Most prostate cancer cells rely on testosterone to help them grow. Hormone therapy for prostate cancer cuts off the supply of testosterone or stops testosterone from reaching the cancer cells, causing cancer cells to die or to grow more slowly.

Hormone therapy for prostate cancer may involve medications, or it can involve surgery to remove the testicles.

Lung cancer screening is a test to look for signs of lung cancer in otherwise healthy people. Lung cancer screening is recommended for older adults who are longtime smokers.

Doctors use a low-dose computerized tomography (CT) scan of the lungs to look for lung cancer. If lung cancer is detected at a very early stage, it may be more likely to be cured.

Discuss the benefits and risks of lung cancer screening with your doctor. Together you can review your risk of lung cancer and decide whether screening is right for you.

Oral cancer screening is an examination performed by a dentist or doctor to look for signs of cancer or precancerous conditions in your mouth.

The goal of oral cancer screening is to identify mouth cancer early, when there is a greater chance for a cure.

Most dentists perform an examination of your mouth during a routine dental visit to screen for oral cancer. Some dentists may use additional tests to aid in identifying areas of abnormal cells in your mouth.

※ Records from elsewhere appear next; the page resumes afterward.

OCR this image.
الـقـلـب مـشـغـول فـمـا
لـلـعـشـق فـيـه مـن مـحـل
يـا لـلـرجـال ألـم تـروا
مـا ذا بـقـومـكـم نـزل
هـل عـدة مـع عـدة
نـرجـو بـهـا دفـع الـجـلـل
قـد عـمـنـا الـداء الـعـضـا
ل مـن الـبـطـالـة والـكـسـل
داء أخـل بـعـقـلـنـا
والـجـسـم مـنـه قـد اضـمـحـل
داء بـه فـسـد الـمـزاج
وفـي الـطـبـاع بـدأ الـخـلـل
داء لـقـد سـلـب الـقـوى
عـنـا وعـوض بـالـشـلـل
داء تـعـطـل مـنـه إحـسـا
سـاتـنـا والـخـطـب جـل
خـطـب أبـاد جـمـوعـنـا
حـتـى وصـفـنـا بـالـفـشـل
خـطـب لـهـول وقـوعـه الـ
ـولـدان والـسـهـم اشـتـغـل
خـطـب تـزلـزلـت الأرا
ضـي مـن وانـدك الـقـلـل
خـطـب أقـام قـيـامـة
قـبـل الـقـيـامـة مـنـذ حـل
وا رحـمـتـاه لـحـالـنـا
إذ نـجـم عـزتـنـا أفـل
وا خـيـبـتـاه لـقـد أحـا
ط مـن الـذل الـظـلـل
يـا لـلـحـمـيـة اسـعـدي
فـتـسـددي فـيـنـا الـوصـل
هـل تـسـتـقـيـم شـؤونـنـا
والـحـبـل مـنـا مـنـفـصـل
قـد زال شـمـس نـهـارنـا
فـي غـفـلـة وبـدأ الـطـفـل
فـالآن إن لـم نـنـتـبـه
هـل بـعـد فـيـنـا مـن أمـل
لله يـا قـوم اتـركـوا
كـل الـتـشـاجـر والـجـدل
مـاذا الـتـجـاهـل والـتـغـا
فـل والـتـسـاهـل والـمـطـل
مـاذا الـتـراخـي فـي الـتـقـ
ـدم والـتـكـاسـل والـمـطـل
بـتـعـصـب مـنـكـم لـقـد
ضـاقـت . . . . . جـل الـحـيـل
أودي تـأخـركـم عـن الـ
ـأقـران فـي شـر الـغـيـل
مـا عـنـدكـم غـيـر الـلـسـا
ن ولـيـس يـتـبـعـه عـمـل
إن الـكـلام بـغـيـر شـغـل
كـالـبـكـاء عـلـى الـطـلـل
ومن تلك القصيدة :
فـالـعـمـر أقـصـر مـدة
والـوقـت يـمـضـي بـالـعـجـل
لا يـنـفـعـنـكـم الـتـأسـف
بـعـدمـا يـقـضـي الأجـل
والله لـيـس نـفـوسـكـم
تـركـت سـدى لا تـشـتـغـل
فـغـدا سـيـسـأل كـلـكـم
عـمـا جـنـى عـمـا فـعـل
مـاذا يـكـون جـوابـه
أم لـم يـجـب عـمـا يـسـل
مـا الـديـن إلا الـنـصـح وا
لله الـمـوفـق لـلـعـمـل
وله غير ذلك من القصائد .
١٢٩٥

Medical organizations disagree on whether healthy people without risk factors for mouth cancer need oral cancer screening. No single oral exam or oral cancer screening test is proved to reduce the risk of dying of oral cancer. Still, you and your dentist may decide that an oral exam or a special test is right for you based on your risk factors.

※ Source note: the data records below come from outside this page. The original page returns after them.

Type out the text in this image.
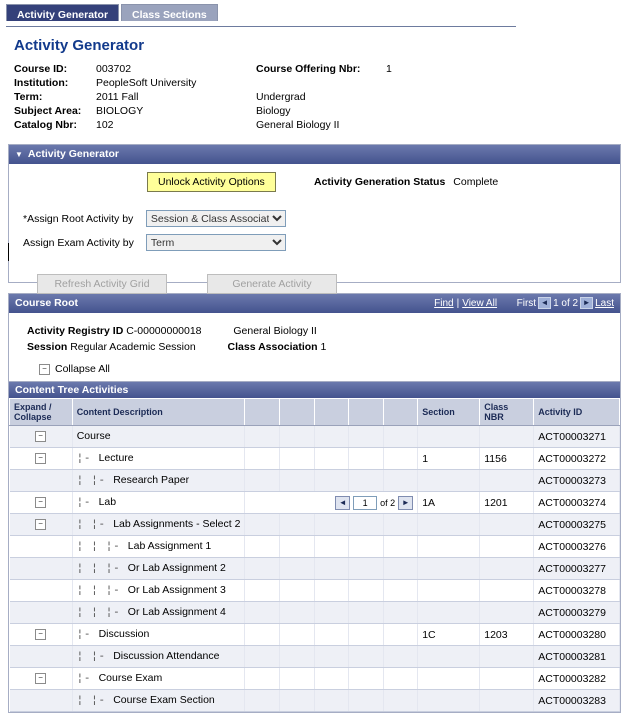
Activity Generator Class Sections
Activity Generator
Course ID:	003702	Course Offering Nbr:	1
Institution:	PeopleSoft University		
Term:	2011 Fall	Undergrad	
Subject Area:	BIOLOGY	Biology	
Catalog Nbr:	102	General Biology II	
▼ Activity Generator
Unlock Activity Options	Activity Generation Status Complete
*Assign Root Activity by
Session & Class Association
Assign Exam Activity by
Term
Refresh Activity Grid	Generate Activity
Course Root	Find | View All First ◄ 1 of 2 ► Last
Activity Registry ID C-00000000018	General Biology II
Session Regular Academic Session	Class Association 1
− Collapse All
Content Tree Activities
Expand / Collapse	Content Description						Section	Class NBR	Activity ID
−	Course								ACT00003271
−	¦- Lecture						1	1156	ACT00003272
	¦ ¦- Research Paper								ACT00003273
−	¦- Lab	◄1 of 2 ►					1A	1201	ACT00003274
−	¦ ¦- Lab Assignments - Select 2								ACT00003275
	¦ ¦ ¦- Lab Assignment 1								ACT00003276
	¦ ¦ ¦- Or Lab Assignment 2								ACT00003277
	¦ ¦ ¦- Or Lab Assignment 3								ACT00003278
	¦ ¦ ¦- Or Lab Assignment 4								ACT00003279
−	¦- Discussion						1C	1203	ACT00003280
	¦ ¦- Discussion Attendance								ACT00003281
−	¦- Course Exam								ACT00003282
	¦ ¦- Course Exam Section								ACT00003283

Pap smear or Pap test is performed to check for cervical cancer in females. Pap smear involves the scraping of the cells from the cervix, which is a narrow, lower end of the uterus, present at the top of the vagina. This collection of cells sample is then sent to the lab to be reviewed under the microscope. The Pap smear test enables the physician to make an intervention and thereby helps in curing cervical cancer, if detected at an early stage. This test may also detect the risk of developing cervical cancer sometime in the future or detect any other relevant changes in the cells present in the cervix. The Pap test is an important step in the early diagnosis of developing cancer. Pap test is a quick, simple and painless screening test and is usually advised for every woman between the age range of 21 and 65 years.